Due titani della musica
di Stefano Ceccarelli
Il maestro Antonio Pappano, alla guida dell’orchestra dell’Accademia Nazionale di Santa Cecilia, assieme al pianista Yefim Bronfman, dà vita a una serata magnifica in cui s’eseguono due partiture simbolo del XIX secolo: l’ “Imperatore” di Beethoven e “La grande” di Schubert. Il pubblico decreta un meritatissimo successo.
ROMA, 29 ottobre 2016 – Due capolavori assoluti di due geni della musica, due titani del XIX secolo: il Concerto n. 5 in mi bemolle maggiore per pianoforte e orchestra op. 73 “Imperatore” di Ludwig van Beethoven e la Sinfonia n. 9 in do maggiore D. 944 “La grande” di Franz Schubert. La sala principale dell’Auditorium di Renzo Piano gremita come s’addice alle grandi occasioni. Gli ingredienti ci sono tutti per avere una serata di musica di straordinario livello: e così è stato. Gli interpreti, poi, di prim’ordine: il maestro Antonio Pappano alla testa dell’orchestra dell’Accademia, con assiso al pianoforte Yefim Bronfman.

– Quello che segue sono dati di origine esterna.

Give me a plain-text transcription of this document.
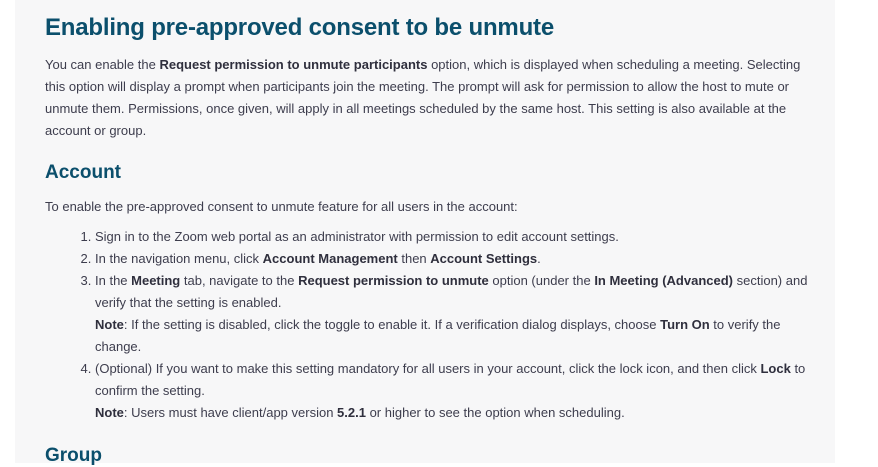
Enabling pre-approved consent to be unmute

You can enable the Request permission to unmute participants option, which is displayed when scheduling a meeting. Selecting this option will display a prompt when participants join the meeting. The prompt will ask for permission to allow the host to mute or unmute them. Permissions, once given, will apply in all meetings scheduled by the same host. This setting is also available at the account or group.

Account

To enable the pre-approved consent to unmute feature for all users in the account:

1. Sign in to the Zoom web portal as an administrator with permission to edit account settings.
2. In the navigation menu, click Account Management then Account Settings.
3. In the Meeting tab, navigate to the Request permission to unmute option (under the In Meeting (Advanced) section) and verify that the setting is enabled.
Note: If the setting is disabled, click the toggle to enable it. If a verification dialog displays, choose Turn On to verify the change.
4. (Optional) If you want to make this setting mandatory for all users in your account, click the lock icon, and then click Lock to confirm the setting.
Note: Users must have client/app version 5.2.1 or higher to see the option when scheduling.
Group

Si comincia con l’ “Imperatore” di Beethoven, che F. Serpa non esita a definire «il più famoso e il più popolare di tutti i Concerti per pianoforte e orchestra della nostra letteratura sinfonica». L’intesa Pappano/Bronfman è subito perfetta. Energia, pulizia, precisione sono tipiche caratteristiche della bacchetta di Pappano, particolarmente godibili nell’Allegro (I) dove Bronfman esegue la parte togliendovi molte incrostazioni retoriche tipiche delle movenze di svariati interpreti e suona con una brillantezza poco conosciuta negli approcci a questo brano. L’incredibile sgranatura del suono, il parco uso del pedale, l’attenzione al dato timbrico concorrono a una resa improntata a rilassata naturalezza (alcuni passaggi sembrano condurci in regni sonori fatati, surreali): la prova del nove ne sono i trilli cristallini. Le atmosfere dell’Adagio un poco mosso sono esaltate da una concertazione delicata di Pappano e dalla naturalezza – appunto – dell’esecuzione di Bronfman, cantata nella linea melodica. Anche la vivacità del Rondò (III) è lontana da ogni artificialità: scioltezza e brio caratterizzano l’esecuzione di Bronfman. Alla fine, l’abbraccio con Pappano: applausi copiosi.
Il secondo tempo vede l’esecuzione della monumentale Nona sinfonia di Schubert, riscoperta per le cure di Schumann (era fra carte sparse nella casa del fratello del defunto musicista). Schubert riuscì a emergere nella storia della musica, anche come sinfonista, benché vi fosse l’ombra di Beethoven che tutto avvolgeva: giustamente Schönberg ebbe a dire che la «grandissima originalità in ogni particolare» di Schubert riuscì a esistere accanto «a un fenomeno schiacciante come Beethoven». “La grande” coniuga certamente a un’originalità cristallina una grandeur inconcepibile in una sinfonia, almeno prima della Nona. Pappano ha sotto di sè una delle migliori orchestre del mondo e la conduce al suo massimo. L’italo-inglese dipana tutta la magniloquente architettura formale del I movimento con grande presenza e gusto; il polso non gli manca di certo: le campiture, i palpiti ritmici del pezzo scorrono agili sotto un’intelligenza agogica vigile e presente. Pappano coglie perfettamente, nella sua performance,la vitalità ritmica, materica e palpitante, dell’intera partitura: l’Andante con moto (II) è il secondo episodio di questo incedere mistico che è la spina dorsale ritmica della partitura, delibato da Pappano in tutti suoi momenti più intensi (non oso dire frenetici), finanche lirici. Dopo lo Scherzo, porto vitalmente – con gusto anche bozzettistico –, Pappano chiude splendidamente dirigendo un emozionante Finale, che ha un innato ethos coreutico (a tal punto che Forsythe vi montò una famosa coreografia sopra: The Vertiginous Thrill of Exactitude), pure magniloquente, ma che in sintesi è tutta la potenza ritmica accumulata nei precedenti movimenti che trova una sintesi di incredibile potenza. Gli applausi attestano l’evidente gradimento del pubblico.